Но всё это – в период становления. Завоевав авторитет и популярность, Рембрандт, тем не менее, продолжал писать себя. Сильно опередив время, он осознал, что один человек есть полноценный – исчерпывающий! – представитель человечества. Этим открытием поразил современников родившийся на два с половиной века позже Рембрандта Джойс, который в романе «Улисс» вместил в один заурядный день заурядного горожанина всю мировую историю. Но Джойс изобрел для этого авангардную форму, придумал «поток сознания», а Рембрандт использовал традиционные приемы письма, на первый взгляд, не отличаясь от всех прочих. Только наше время, суммируя его достижения, сумело рассмотреть дерзкую новизну.
Рембрандт – один на один с собой. И нет примера актуальнее сегодня. Ни на кого нельзя положиться, кроме себя. Никакое сообщество, никакая общая идея – не надежны. Окружающий мир обманчив и опасен. Не надо выходить из дома. Зеркало – главный и безошибочный инструмент самопознания. В случае Рембрандта еще две книжки – античные мифы и Библия. На улице – преступность, парниковый эффект, трафик, терроризм. Там нечего делать, туда незачем выбираться.

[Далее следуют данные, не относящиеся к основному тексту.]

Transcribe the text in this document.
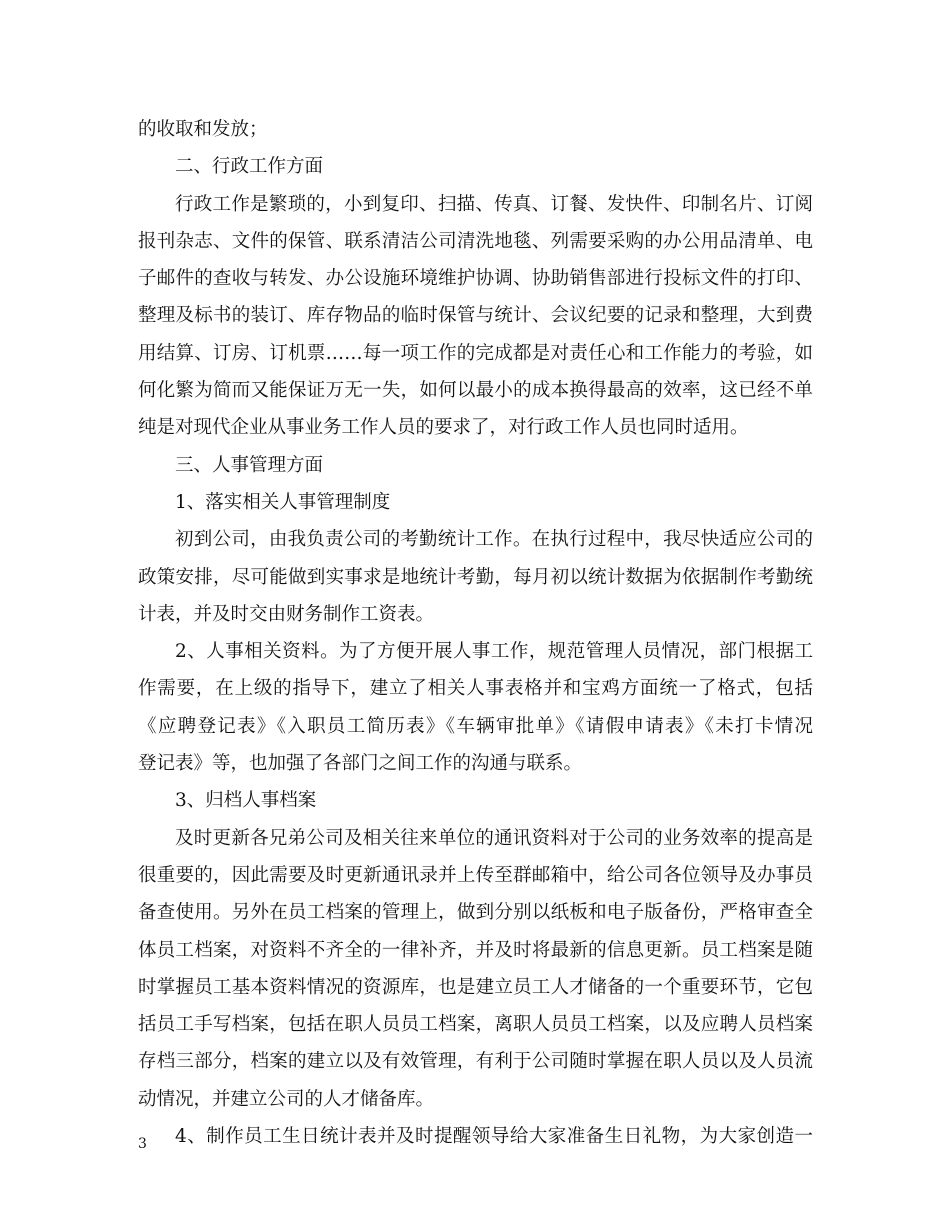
的收取和发放；
二、行政工作方面
行政工作是繁琐的，小到复印、扫描、传真、订餐、发快件、印制名片、订阅
报刊杂志、文件的保管、联系清洁公司清洗地毯、列需要采购的办公用品清单、电
子邮件的查收与转发、办公设施环境维护协调、协助销售部进行投标文件的打印、
整理及标书的装订、库存物品的临时保管与统计、会议纪要的记录和整理，大到费
用结算、订房、订机票……每一项工作的完成都是对责任心和工作能力的考验，如
何化繁为简而又能保证万无一失，如何以最小的成本换得最高的效率，这已经不单
纯是对现代企业从事业务工作人员的要求了，对行政工作人员也同时适用。
三、人事管理方面
1、落实相关人事管理制度
初到公司，由我负责公司的考勤统计工作。在执行过程中，我尽快适应公司的
政策安排，尽可能做到实事求是地统计考勤，每月初以统计数据为依据制作考勤统
计表，并及时交由财务制作工资表。
2、人事相关资料。为了方便开展人事工作，规范管理人员情况，部门根据工
作需要，在上级的指导下，建立了相关人事表格并和宝鸡方面统一了格式，包括
《应聘登记表》《入职员工简历表》《车辆审批单》《请假申请表》《未打卡情况
登记表》等，也加强了各部门之间工作的沟通与联系。
3、归档人事档案
及时更新各兄弟公司及相关往来单位的通讯资料对于公司的业务效率的提高是
很重要的，因此需要及时更新通讯录并上传至群邮箱中，给公司各位领导及办事员
备查使用。另外在员工档案的管理上，做到分别以纸板和电子版备份，严格审查全
体员工档案，对资料不齐全的一律补齐，并及时将最新的信息更新。员工档案是随
时掌握员工基本资料情况的资源库，也是建立员工人才储备的一个重要环节，它包
括员工手写档案，包括在职人员员工档案，离职人员员工档案，以及应聘人员档案
存档三部分，档案的建立以及有效管理，有利于公司随时掌握在职人员以及人员流
动情况，并建立公司的人才储备库。
4、制作员工生日统计表并及时提醒领导给大家准备生日礼物，为大家创造一
3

Очень мало на свете было людей, о которых можно сказать, что они понимают жизнь так же глубоко и тонко, как Рембрандт. Так что же для этого надо? Две книжки и зеркало. Ну, и прожитая жизнь, конечно – чтобы в зеркале что-нибудь отразилось.
Петр Вайль
Всего за свою жизнь Рембрандт создал около 400 картин, 300 гравюр, 1400 рисунков и 300 офортов. Достижения Рембрандта-рисовальщика не уступают его достижениям в области живописи; особенно ценятся его поздние рисунки, выполненные тростниковым пером.
Великое всегда соседствует с великим,
Иначе — прах оно,
А невеликим, неприметным, равноликим -
Остаться не дано.
Каков же мой восторг и каково смущенье -
Я вижу мой портрет,
Написанный таким избранником творенья,
Какому равных нет.
Писал он и других, но те ему платили,
В бессмертие спеша.
Здесь, муза, не меня — тебя во мне почтили,
Тебя, моя душа.
Неужто же и впрямь, не ведая корысти,
Лишь дружбу и любовь,
Пустились в вещий путь прославленные кисти,
Творя мой образ вновь?
Меня и сам Господь не проницал яснее,
Чем этот вещий взгляд.
Чем одарить? Ведь нет в запасе «Одиссеи»,
Нет новых «Илиад».
Ах, если бы я был ван Мандер иль Вазарий,
Нашел бы я ответ,
Издав мой восхищенный комментарий
На собственный портрет.
А впрочем, даже им, ценителям отменным,
Похвал не подыскать
Достойных, чтоб холстам Рембрандтовым нетленным
Лишь должное воздать.
Не надобно и знать подобных восхвалений,
Они всегда малы.
И нет, кроме одной-единственной, — ты гений, -
Правдивой похвалы.
Ты гений и, поверь, на свете равных нету;
Настанет срок, Рембрандт,
И разлетятся вширь и вдаль по белу свету
Из наших Нидерланд
Твои картины. Их признают даже в Риме;
Чуть первую узрят,
Латинцы поспешат за новыми твоими
Путем Альпийских гряд.
Поблекнет Рафаэль и сам Буонарроти,
Хоть слава их шумна.
Пребудешь ты один, ван Рейн, всегда в почете,
В любые времена.
Таков был мой ответ, и если он ничтожен,
То лишь — перед тобой.
Но звон невзрачных рифм на красок блеск помножен,
Се — Благовест святой.
Ты знал, когда писал, мне истинную цену,
Тебе же — нет цены.
Поэтому стихи — и слишком дерзновенны,
И чересчур скромны…
Иеремиас Деккер (поэт-кальвинист, друг Рембрандта)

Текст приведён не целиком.